Треугольник становится для архитектуры не просто укрепительной возможностью. Это не просто нечто стабильное и постоянное. Это тема огня и апокалипсиса.
В. Верещагин. Апофеоз войны. 1871
А уже Мадонна с младенцем – ярчайший пример того, как два треугольника и подавно накладываются один на другой, словно предвосхищая восхождение Христа от мира дольнего к миру горнему и сошествие Бога и Святого Духа на землю. Два окна словно напомнят о всё ещё неразрешаемой триаде. Небо в этих окнах будет видеться реализацией божественного взгляда на Сына.
Леонардо да Винчи. Мадонна Литта. 1490 – 1491
Треугольник продолжит развиваться прежде всего как неиконический символ. Ведь это умозрительная фигура. В природе почти не имеющая ни применения, ни реализации. Из треугольника сложно сделать естественный культ, подобный культу солнца. Но если возможно выдумать саму фигуру, то сами собой напрашиваются и выдумки значений.

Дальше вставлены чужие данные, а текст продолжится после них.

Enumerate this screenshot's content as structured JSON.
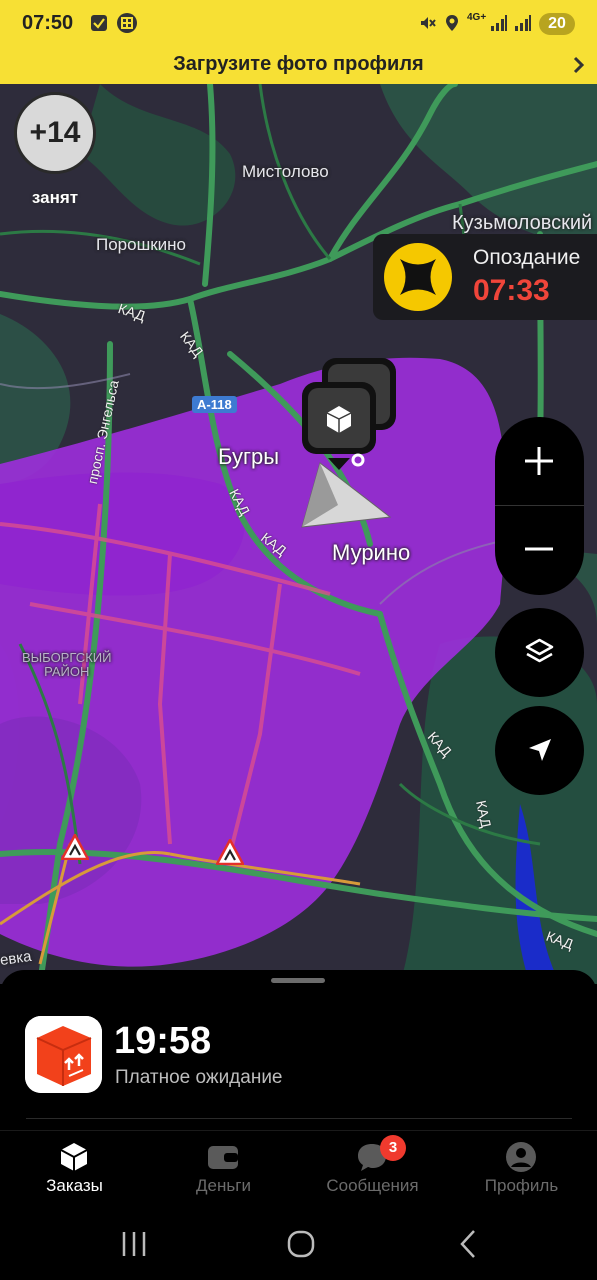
{
  "status_bar": {
    "time": "07:50",
    "battery": "20",
    "network": "4G+",
    "icons": [
      "checklist-icon",
      "app-notification-icon",
      "mute-icon",
      "location-icon",
      "signal-icon",
      "signal-icon",
      "battery-icon"
    ]
  },
  "banner": {
    "text": "Загрузите фото профиля"
  },
  "map": {
    "busy_counter": "+14",
    "busy_label": "занят",
    "places": {
      "mistolovo": "Мистолово",
      "kuzmolovsky": "Кузьмоловский",
      "poroshkino": "Порошкино",
      "bugry": "Бугры",
      "murino": "Мурино",
      "vyborgsky_line1": "ВЫБОРГСКИЙ",
      "vyborgsky_line2": "РАЙОН",
      "vka": "евка"
    },
    "roads": {
      "kad": "КАД",
      "engelsa": "просп. Энгельса",
      "a118": "А-118"
    },
    "late_card": {
      "title": "Опоздание",
      "time": "07:33"
    },
    "controls": [
      "zoom-in-icon",
      "zoom-out-icon",
      "layers-icon",
      "locate-icon"
    ],
    "colors": {
      "surge": "#a12ee0",
      "road": "#3f9a5a",
      "late": "#f0453a",
      "brand": "#f7e034"
    }
  },
  "sheet": {
    "time": "19:58",
    "subtitle": "Платное ожидание"
  },
  "tabs": [
    {
      "label": "Заказы",
      "active": true
    },
    {
      "label": "Деньги",
      "active": false
    },
    {
      "label": "Сообщения",
      "active": false,
      "badge": "3"
    },
    {
      "label": "Профиль",
      "active": false
    }
  ]
}
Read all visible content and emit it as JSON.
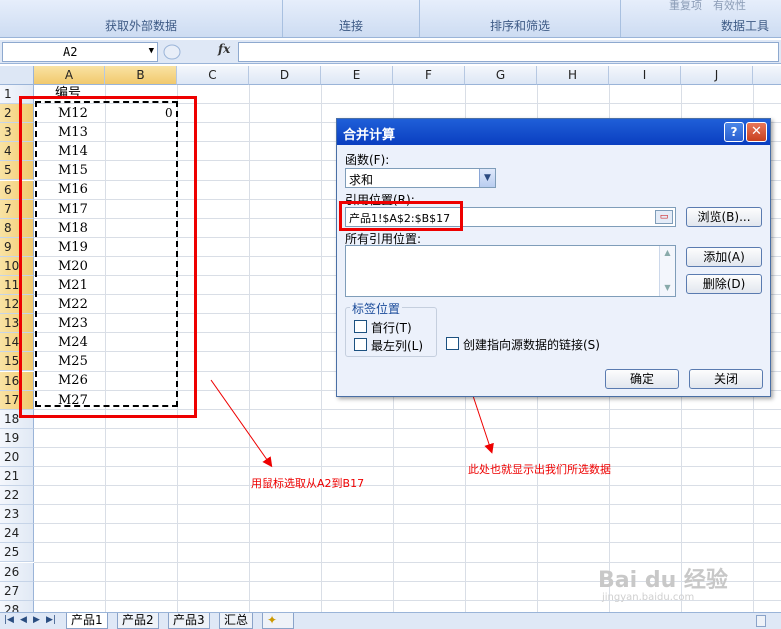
{
  "ribbon": {
    "groups": [
      "获取外部数据",
      "连接",
      "排序和筛选",
      "数据工具"
    ],
    "faded_items": [
      "重复项",
      "有效性"
    ]
  },
  "formula_bar": {
    "name_box": "A2",
    "fx": "fx",
    "formula": ""
  },
  "columns": [
    "A",
    "B",
    "C",
    "D",
    "E",
    "F",
    "G",
    "H",
    "I",
    "J"
  ],
  "rows": [
    "1",
    "2",
    "3",
    "4",
    "5",
    "6",
    "7",
    "8",
    "9",
    "10",
    "11",
    "12",
    "13",
    "14",
    "15",
    "16",
    "17",
    "18",
    "19",
    "20",
    "21",
    "22",
    "23",
    "24",
    "25",
    "26",
    "27",
    "28"
  ],
  "cells": {
    "a1": "编号",
    "b2": "0",
    "a_values": [
      "M12",
      "M13",
      "M14",
      "M15",
      "M16",
      "M17",
      "M18",
      "M19",
      "M20",
      "M21",
      "M22",
      "M23",
      "M24",
      "M25",
      "M26",
      "M27"
    ]
  },
  "dialog": {
    "title": "合并计算",
    "help": "?",
    "close": "✕",
    "function_label": "函数(F):",
    "function_value": "求和",
    "reference_label": "引用位置(R):",
    "reference_value": "产品1!$A$2:$B$17",
    "browse_button": "浏览(B)...",
    "all_references_label": "所有引用位置:",
    "add_button": "添加(A)",
    "delete_button": "删除(D)",
    "label_group_title": "标签位置",
    "top_row_label": "首行(T)",
    "left_column_label": "最左列(L)",
    "link_label": "创建指向源数据的链接(S)",
    "ok_button": "确定",
    "close_button": "关闭"
  },
  "annotations": {
    "left": "用鼠标选取从A2到B17",
    "right": "此处也就显示出我们所选数据"
  },
  "sheet_tabs": [
    "产品1",
    "产品2",
    "产品3",
    "汇总"
  ],
  "active_tab_index": 0,
  "watermark": "Bai du 经验",
  "watermark_sub": "jingyan.baidu.com"
}
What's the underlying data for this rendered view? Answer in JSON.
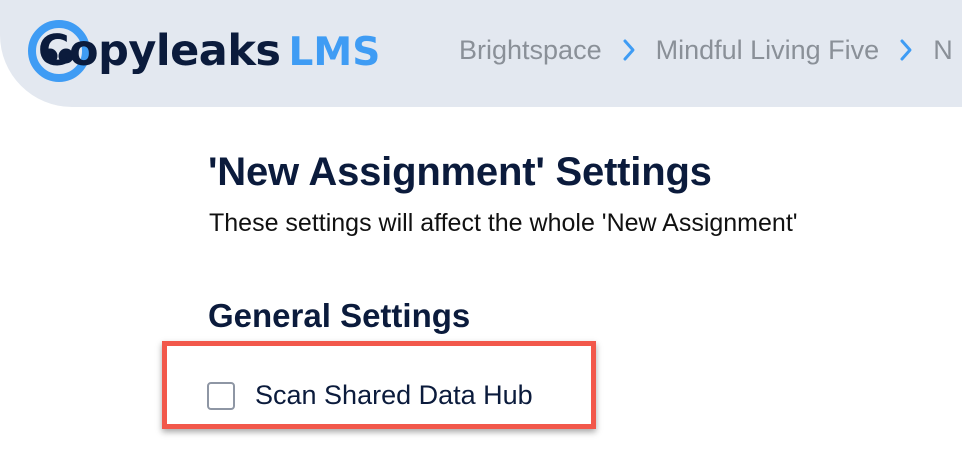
{
  "header": {
    "logo": {
      "brand": "Copyleaks",
      "product": "LMS"
    },
    "breadcrumb": {
      "items": [
        "Brightspace",
        "Mindful Living Five",
        "N"
      ],
      "separator_icon": "chevron-right-icon"
    }
  },
  "main": {
    "title": "'New Assignment' Settings",
    "subtitle": "These settings will affect the whole 'New Assignment'",
    "general_settings": {
      "heading": "General Settings",
      "options": [
        {
          "label": "Scan Shared Data Hub",
          "checked": false
        }
      ]
    }
  },
  "colors": {
    "header_bg": "#e3e8f0",
    "brand_dark": "#0b1b3c",
    "brand_blue": "#3f9cf4",
    "breadcrumb_text": "#8a9098",
    "highlight": "#f2584b"
  }
}
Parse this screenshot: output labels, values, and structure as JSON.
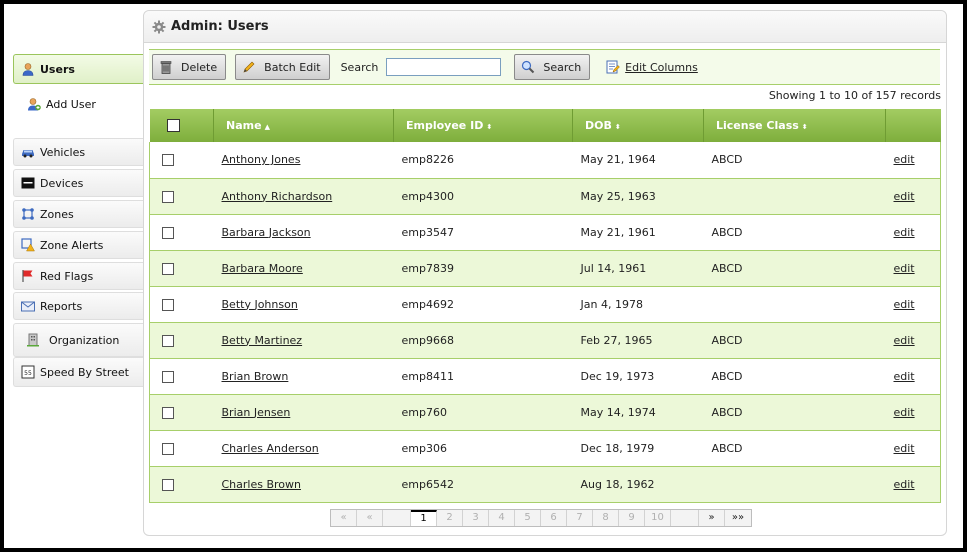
{
  "header": {
    "title": "Admin: Users"
  },
  "sidebar": {
    "items": [
      {
        "label": "Users",
        "icon": "user-icon"
      },
      {
        "label": "Add User",
        "icon": "add-user-icon"
      },
      {
        "label": "Vehicles",
        "icon": "car-icon"
      },
      {
        "label": "Devices",
        "icon": "device-icon"
      },
      {
        "label": "Zones",
        "icon": "zones-icon"
      },
      {
        "label": "Zone Alerts",
        "icon": "zone-alert-icon"
      },
      {
        "label": "Red Flags",
        "icon": "red-flag-icon"
      },
      {
        "label": "Reports",
        "icon": "envelope-icon"
      },
      {
        "label": "Organization",
        "icon": "organization-icon"
      },
      {
        "label": "Speed By Street",
        "icon": "speed-sign-icon"
      }
    ]
  },
  "toolbar": {
    "delete_label": "Delete",
    "batch_edit_label": "Batch Edit",
    "search_label": "Search",
    "search_value": "",
    "search_button_label": "Search",
    "edit_columns_label": "Edit Columns"
  },
  "status": {
    "showing": "Showing 1 to 10 of 157 records"
  },
  "table": {
    "columns": [
      "Name",
      "Employee ID",
      "DOB",
      "License Class"
    ],
    "rows": [
      {
        "name": "Anthony Jones",
        "employee_id": "emp8226",
        "dob": "May 21, 1964",
        "license": "ABCD",
        "edit": "edit"
      },
      {
        "name": "Anthony Richardson",
        "employee_id": "emp4300",
        "dob": "May 25, 1963",
        "license": "",
        "edit": "edit"
      },
      {
        "name": "Barbara Jackson",
        "employee_id": "emp3547",
        "dob": "May 21, 1961",
        "license": "ABCD",
        "edit": "edit"
      },
      {
        "name": "Barbara Moore",
        "employee_id": "emp7839",
        "dob": "Jul 14, 1961",
        "license": "ABCD",
        "edit": "edit"
      },
      {
        "name": "Betty Johnson",
        "employee_id": "emp4692",
        "dob": "Jan 4, 1978",
        "license": "",
        "edit": "edit"
      },
      {
        "name": "Betty Martinez",
        "employee_id": "emp9668",
        "dob": "Feb 27, 1965",
        "license": "ABCD",
        "edit": "edit"
      },
      {
        "name": "Brian Brown",
        "employee_id": "emp8411",
        "dob": "Dec 19, 1973",
        "license": "ABCD",
        "edit": "edit"
      },
      {
        "name": "Brian Jensen",
        "employee_id": "emp760",
        "dob": "May 14, 1974",
        "license": "ABCD",
        "edit": "edit"
      },
      {
        "name": "Charles Anderson",
        "employee_id": "emp306",
        "dob": "Dec 18, 1979",
        "license": "ABCD",
        "edit": "edit"
      },
      {
        "name": "Charles Brown",
        "employee_id": "emp6542",
        "dob": "Aug 18, 1962",
        "license": "",
        "edit": "edit"
      }
    ]
  },
  "pager": {
    "first": "«",
    "prev": "«",
    "pages": [
      "1",
      "2",
      "3",
      "4",
      "5",
      "6",
      "7",
      "8",
      "9",
      "10"
    ],
    "current": "1",
    "next": "»",
    "last": "»»"
  },
  "colors": {
    "accent_green": "#8bb84a",
    "row_alt": "#ecf8d8"
  }
}
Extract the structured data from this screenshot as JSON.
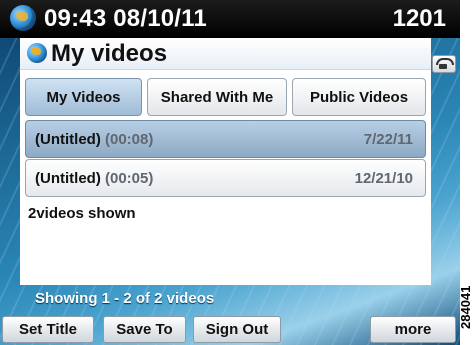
{
  "status_bar": {
    "time_date": "09:43 08/10/11",
    "extension": "1201"
  },
  "panel": {
    "title": "My videos",
    "tabs": [
      {
        "label": "My Videos",
        "selected": true
      },
      {
        "label": "Shared With Me",
        "selected": false
      },
      {
        "label": "Public Videos",
        "selected": false
      }
    ],
    "videos": [
      {
        "name": "(Untitled)",
        "duration": "(00:08)",
        "date": "7/22/11",
        "selected": true
      },
      {
        "name": "(Untitled)",
        "duration": "(00:05)",
        "date": "12/21/10",
        "selected": false
      }
    ],
    "count_text": "2videos shown"
  },
  "footer": {
    "status": "Showing 1 - 2 of 2 videos"
  },
  "softkeys": [
    "Set Title",
    "Save To",
    "Sign Out",
    "more"
  ],
  "figure_id": "284041",
  "icons": {
    "status_icon": "globe-icon",
    "title_icon": "globe-icon",
    "side_icon": "phone-icon"
  },
  "colors": {
    "selected_row": "#9fbbd6",
    "status_bar": "#000000",
    "background": "#2a86b6"
  }
}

Потому-то и найден потрясающий в абстрактности ход. Треугольник используется и мистифицируется не исходя из каких-то своих природных характеристик. Их просто не существует, кроме математических описаний. Он мистифицируется вследствие наслоения смежных значений. Мы с вами оказываемся на предпорожье договорённостей.
Треугольник будет связываться с «дверью в жизнь». Именно так древние греки понимали дельту (как букву, так и речную развязку). Дельта напоминает по форме женское лоно, и через это тянулась нитка божественно-демиургической интерпретации. Мотив рождения. Плодородия.
Треугольник появится на янтрах – они дают оптический эффект погружения в бесконечное, в транс, в медитацию. Есть в этом что-то неуловимо зеркальное. Словно эффект кругом застеклённой комнаты, где предметы, уменьшаясь, убегают в беспредельность. Мы стоим, глядя на это заворожённо и почти с головокружением. Хотя понимаем, что никакой там бесконечности не существует. Зеркало плоское…
Шри-Янтра. Фрагмент рисунка
Из-за этой-то необходимости к выдумке символьно-числовое значение треугольника сполна как раз и найдёт себя в оккультизме. Тут уж алхимикам и теософам равных просто не будет. Особенно культивирован будет пифагорейский треугольник – с пропорциями 3:4:5. Его объявят реализацией идеала на земле. А сердце Хрунгира – пересечение нескольких треугольников – в мифологии Северной Европы станет одним из основополагающих знаков мироздания.
В астрологии появятся магические тригоны – тоже нечто вроде триад богов. Только уже свои. Звёздные. Зверьё, сгруппированное по стихиям Вселенной. А масоны снова воскресят нашу древнюю, ещё протопещерную композицию. И будут напирать на трёхчленность жизни через образ всё того же треугольника. Трактуя всё предельно просто: рождение – жизнь – смерть.
И вот мы доберёмся до высшей формы абстрактной реализации. Композиционность в музыке и драме. Это уже даже не какой-то зримый треугольник на холсте. Это воображаемая трёхчленность, зафиксированная лишь в нашем понимании и в нашей теории.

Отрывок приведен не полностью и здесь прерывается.